Aims  To determine whether the recording of diabetes-related health indicators has increased and differences diminished between age, gender and deprivation groups, following the introduction of the new General Medical Services contract (nGMS), an incentive- and target-based contract for UK family physicians.

Methods  A serial cross-sectional study set in 310 primary care practices in Scotland serving a population of 1.5 million registered patients, focussing on diabetic patients.
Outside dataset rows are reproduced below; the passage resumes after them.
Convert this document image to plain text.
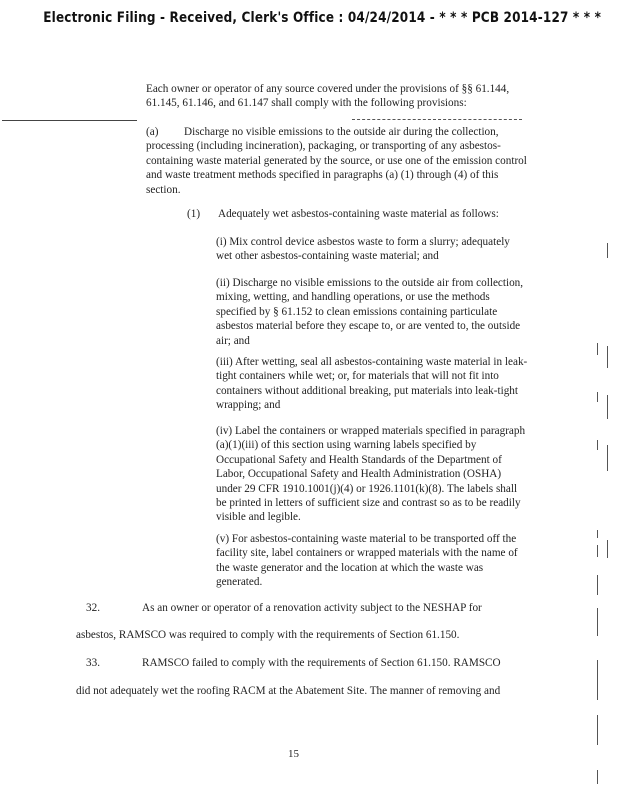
Electronic Filing - Received, Clerk's Office : 04/24/2014 - * * * PCB 2014-127 * * *

Each owner or operator of any source covered under the provisions of §§ 61.144, 61.145, 61.146, and 61.147 shall comply with the following provisions:

(a) Discharge no visible emissions to the outside air during the collection, processing (including incineration), packaging, or transporting of any asbestos-containing waste material generated by the source, or use one of the emission control and waste treatment methods specified in paragraphs (a) (1) through (4) of this section.

(1) Adequately wet asbestos-containing waste material as follows:

(i) Mix control device asbestos waste to form a slurry; adequately wet other asbestos-containing waste material; and

(ii) Discharge no visible emissions to the outside air from collection, mixing, wetting, and handling operations, or use the methods specified by § 61.152 to clean emissions containing particulate asbestos material before they escape to, or are vented to, the outside air; and

(iii) After wetting, seal all asbestos-containing waste material in leak-tight containers while wet; or, for materials that will not fit into containers without additional breaking, put materials into leak-tight wrapping; and

(iv) Label the containers or wrapped materials specified in paragraph (a)(1)(iii) of this section using warning labels specified by Occupational Safety and Health Standards of the Department of Labor, Occupational Safety and Health Administration (OSHA) under 29 CFR 1910.1001(j)(4) or 1926.1101(k)(8). The labels shall be printed in letters of sufficient size and contrast so as to be readily visible and legible.

(v) For asbestos-containing waste material to be transported off the facility site, label containers or wrapped materials with the name of the waste generator and the location at which the waste was generated.

32.	As an owner or operator of a renovation activity subject to the NESHAP for
asbestos, RAMSCO was required to comply with the requirements of Section 61.150.
33.	RAMSCO failed to comply with the requirements of Section 61.150. RAMSCO
did not adequately wet the roofing RACM at the Abatement Site. The manner of removing and
15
Data were taken immediately before the introduction of the nGMS and after it had been in place for 1 year.

Results  One year after the introduction of the nGMS contract, there was a 54.2% relative increase in the number of patients electronically recorded as having diabetes. In addition, measurement of the quality indicators glycated haemoglobin (HbA1c), blood pressure, serum creatinine and cholesterol significantly increased (P < 0.05). Women were less likely than men to have HbA1c[odds ratio (OR) 0.85, 95% confidence intervals (CI) 0.80–0.91], serum creatinine (OR 0.90, 95% CI 0.84–0.96) and cholesterol recorded (OR 0.83, 95% CI 0.77–0.90) or achieve HbA1c (≤ 10.0%; OR 0.87, 95% CI 0.82–0.91) and cholesterol targets (≤ 5.0 mmol/l; OR 0.83, 95%CI 0.77–0.90).

Conclusion  The introduction of the nGMS contract was associated with a rise in the recording of patients with diabetes and the recording of diabetes-related quality indicators. However, women have not benefited equally from the nGMS contract. Strategies are needed to further improve the ascertainment of quality measures and care for women with diabetes, to lessen the potential burden of morbidity amongst female patients in the community.